6. Conclusion Remark
In this paper, we introduce a new version of the Clinical Narrative Temporal Relation Ontology, CNTRO 2.0. We compared CNTRO 1.0 with a list of existing time ontologies such as the Time Ontology and the SWRL Temporal ontology, and top-level ontologies such as the Basic Formal Ontology and the Measurement Units Ontology. We mapped the corresponding overlapped components such as the classes for time instants and time intervals among these ontologies. We used temporal relations defined in the Time ontology and the SWRL Temporal ontology to define the temporal relations in CNTRO. We extended the CNTRO Event class based on BFO. We also linked MUO to CNTRO for representing time units.
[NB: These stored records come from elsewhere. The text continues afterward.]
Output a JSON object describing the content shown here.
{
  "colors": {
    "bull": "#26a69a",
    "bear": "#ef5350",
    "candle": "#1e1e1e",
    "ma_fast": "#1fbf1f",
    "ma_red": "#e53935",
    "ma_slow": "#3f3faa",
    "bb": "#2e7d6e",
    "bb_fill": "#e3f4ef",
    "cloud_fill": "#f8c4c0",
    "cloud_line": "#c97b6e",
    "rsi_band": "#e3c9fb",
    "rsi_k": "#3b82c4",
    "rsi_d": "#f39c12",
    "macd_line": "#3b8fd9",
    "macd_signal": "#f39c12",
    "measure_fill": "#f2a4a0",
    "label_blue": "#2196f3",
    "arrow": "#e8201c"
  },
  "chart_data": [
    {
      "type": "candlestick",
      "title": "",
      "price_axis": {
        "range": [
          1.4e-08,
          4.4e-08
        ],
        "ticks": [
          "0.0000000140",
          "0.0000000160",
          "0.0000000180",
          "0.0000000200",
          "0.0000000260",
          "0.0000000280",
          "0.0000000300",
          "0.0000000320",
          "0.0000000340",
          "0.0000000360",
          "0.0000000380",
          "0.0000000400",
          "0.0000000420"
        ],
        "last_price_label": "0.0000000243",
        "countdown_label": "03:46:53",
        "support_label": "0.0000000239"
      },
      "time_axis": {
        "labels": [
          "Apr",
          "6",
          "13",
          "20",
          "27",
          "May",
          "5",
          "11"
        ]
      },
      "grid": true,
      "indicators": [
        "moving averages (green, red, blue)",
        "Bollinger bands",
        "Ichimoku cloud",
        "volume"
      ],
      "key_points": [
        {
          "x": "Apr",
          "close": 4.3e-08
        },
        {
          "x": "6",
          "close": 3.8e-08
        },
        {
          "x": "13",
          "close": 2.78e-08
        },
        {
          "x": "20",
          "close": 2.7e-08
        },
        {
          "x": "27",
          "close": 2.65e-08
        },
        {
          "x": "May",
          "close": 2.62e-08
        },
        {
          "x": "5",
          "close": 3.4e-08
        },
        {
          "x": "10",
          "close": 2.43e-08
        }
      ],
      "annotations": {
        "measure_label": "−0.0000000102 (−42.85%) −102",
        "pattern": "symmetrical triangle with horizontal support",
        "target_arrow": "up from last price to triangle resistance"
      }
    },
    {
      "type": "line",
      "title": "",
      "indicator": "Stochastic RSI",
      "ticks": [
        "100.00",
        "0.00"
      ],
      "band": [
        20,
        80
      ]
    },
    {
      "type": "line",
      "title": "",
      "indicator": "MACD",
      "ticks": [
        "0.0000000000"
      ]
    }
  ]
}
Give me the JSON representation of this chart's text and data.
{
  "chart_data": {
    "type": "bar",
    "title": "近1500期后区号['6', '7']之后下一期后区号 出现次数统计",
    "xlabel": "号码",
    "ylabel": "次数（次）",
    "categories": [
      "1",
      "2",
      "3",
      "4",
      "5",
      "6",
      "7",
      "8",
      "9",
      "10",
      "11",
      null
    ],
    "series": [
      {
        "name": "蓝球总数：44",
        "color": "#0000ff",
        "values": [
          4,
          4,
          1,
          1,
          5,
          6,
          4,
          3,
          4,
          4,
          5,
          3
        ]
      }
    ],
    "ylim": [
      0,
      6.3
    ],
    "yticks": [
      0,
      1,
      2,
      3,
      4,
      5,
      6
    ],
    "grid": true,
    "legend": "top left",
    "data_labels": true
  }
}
We believe CNTRO 2.0 can serve as a harmonized unified model for representing temporal relations for clinical research.
Acknowledgments
This research is supported by the National Science Foundation under Grant #0937060 to the Computing Research Association for the CIFellows Project and the ONC Strategic Health IT Advanced Research (SHARP) award under Grant #90TR0002-01.